Image Restoration using Plug-and-Play CNN MAP Denoisers

This is an implementation of the Image Restoration using Plug-and-Play CNN MAP Denoiser.

Prerequisities

• Tensorflow 1.14
• Pillow
• matplotlib (for plotting)
• scikit-image (for computing the SSIM)

Theory

We assume standard degradation model y = Kx + n, where n is Gaussian noise with standard deviation sigma. The algorithm optimizes the MAP objective. That is: find x such that (1/2*sigma^2) ||Kx -y|| - log p(x) is minimal. This objective optimized using ADMM algorithm consisting of 3 steps:

1. x := argmin_x 1/2*sigma^2 ||Kx-y|| + rho/2 ||x-z_hat+lambda||
2. z := argmin_z -log p(z) + rho/2 ||x-z+lambda||
3. lambda := lambda + (x - z)

The first equation is solely dependent on the degradation of matrix K, and it has a closed-form solution for some tasks. The second equation is a MAP denoising problem. While this can be approximated by MMSE Denoising, we propose to optimize the MAP objective directly using the following neural network: Assuming we have an optimal Denoising Auto-Encoder R* (trained to denoise images degraded with Gaussian noise of standard deviation sigma_R), we introduce network D minimizing the following loss: L_MAP = Sum_v 1/sigma_R^2 ||D(v) - R*(D(v))|| + rho/2 ||D(v) - v|| In the paper, we show that this loss minimizes the MAP denoising objective.

MAP Denoising

In practice, we train the D and R together, but when training D, the gradients are not propagated through R. For training the MAP denoiser please see the MAPdenoiser.py.

Training MAP denoiser

This repository contains a model for the restoration of grayscale images and a model for the restoration of colour images. Nevertheless, you are free to retrain the data on your own dataset. In that case prepare a dataset in numpy .npy format organized as follows [sample, height, width, channels].

The example usage is

from MAPdenoiser import MAPdenoiser
DAE = MAPdenoiser(stddev=11.0/255.0, channels=3)
DAE.train(epoch = 50, batch_size = 128, lr = 0.0001, phase = "train",
          ckpt_dir = './models/map_color', sample_dir ='./sample',
          dataset_path = './data/img_clean_pats_rgb.npy', eval_set ='Set12',
          eval_every_epoch=1)
DAE.freeze_graph(ckpt_dir = './models/map_color')

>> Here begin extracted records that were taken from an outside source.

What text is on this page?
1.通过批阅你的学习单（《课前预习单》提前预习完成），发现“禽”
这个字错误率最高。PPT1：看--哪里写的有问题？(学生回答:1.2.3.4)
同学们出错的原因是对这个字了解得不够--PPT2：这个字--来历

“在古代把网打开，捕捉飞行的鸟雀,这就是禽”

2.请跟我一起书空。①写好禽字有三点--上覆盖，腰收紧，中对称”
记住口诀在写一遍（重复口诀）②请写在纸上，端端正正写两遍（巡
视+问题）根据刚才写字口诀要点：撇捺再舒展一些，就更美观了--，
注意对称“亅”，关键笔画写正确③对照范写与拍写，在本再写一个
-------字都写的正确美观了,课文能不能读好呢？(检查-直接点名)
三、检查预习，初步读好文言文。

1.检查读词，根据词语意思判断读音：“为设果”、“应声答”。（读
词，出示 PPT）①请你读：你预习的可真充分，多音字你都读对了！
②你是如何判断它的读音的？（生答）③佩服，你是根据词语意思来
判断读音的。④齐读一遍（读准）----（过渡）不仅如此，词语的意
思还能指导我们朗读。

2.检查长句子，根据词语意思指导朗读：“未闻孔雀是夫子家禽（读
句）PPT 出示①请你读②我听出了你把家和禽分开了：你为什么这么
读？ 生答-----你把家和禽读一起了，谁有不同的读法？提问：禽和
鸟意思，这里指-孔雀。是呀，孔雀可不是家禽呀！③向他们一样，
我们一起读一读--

Non-blind Deblurring (real blur)

For non-blind image deblurring, we can use a closed-form solution to solve equation 1 (assuming circular convolution). The code is located in fastMAPdeblurer.py and the example usage for colour images might be found in MAPDeblurer_color.ipynb and for grayscale images in MAPDeblurer_gray.ipynb

import numpy as np
from scipy.io import loadmat
from PIL import Image
from fastMAPdeblurer import fastMAPDeblurer
from utils import real_blur_and_noise

kernel = loadmat('./data/kernels/kernels.mat')['kernels'][0,0]
gt = np.array(Image.open('./data/images/kodim23.png').convert('RGB'), dtype='float32')

sigma_d = 255 * .01 # Sigma that was used to degrade the image 
sigma_dae = 7       # Sigma that was used to train MAP denoiser
rho = 1 / (2*sigma_dae**2)

degraded = real_blur_and_noise(gt, kernel, sigma_d)

deblurer = fastMAPDeblurer(rho, sigma_d, gt.shape,
                           kernel_shape=kernel.shape,
                           denoiser = './models/map_color/optimizedMAPdenoiser.pb')

estimate = deblurer.optimize(degraded, kernel, gt, nr_iters=75, test_iter=1, plot=True)

Note: Although the closed-form solution assumes circular convolution, we use only the valid part of the image and we approximate the edge regions throughout the computation. Therefore, this approach can be used for real blur as well.

Inpainting (random dropping of pixels)

For image inpainting we cannot find a closed-form solution, therefore we use gradient descent to solve equation 1. The code is located in MAPinpainting.py and the example usage for colour images might be found in MAPInpainting_color.ipynb

import numpy as np
from PIL import Image
from MAPinpainting import MAPinpainting
from utils import drop_and_noise, median_inpainting

sigma_d = 255 * .01
sigma_dae = 7
rho = 1 / (sigma_dae**2)

gt = np.array(Image.open('./data/images/kodim23.png').convert('L'), dtype='float32')
degraded, mask = drop_and_noise(gt, sigma_d, 0.8)
initial = median_inpainting(degraded, mask)

inpainter = MAPinpainting(rho, sigma_d, initial.shape,
                           denoiser = './models/map_gray/optimizedMAPdenoiser.pb')

res = inpainter.optimize(initial, mask, gt, nr_iters=100, test_iter=5, plot=True)

The optimization is initialized with median inpainting.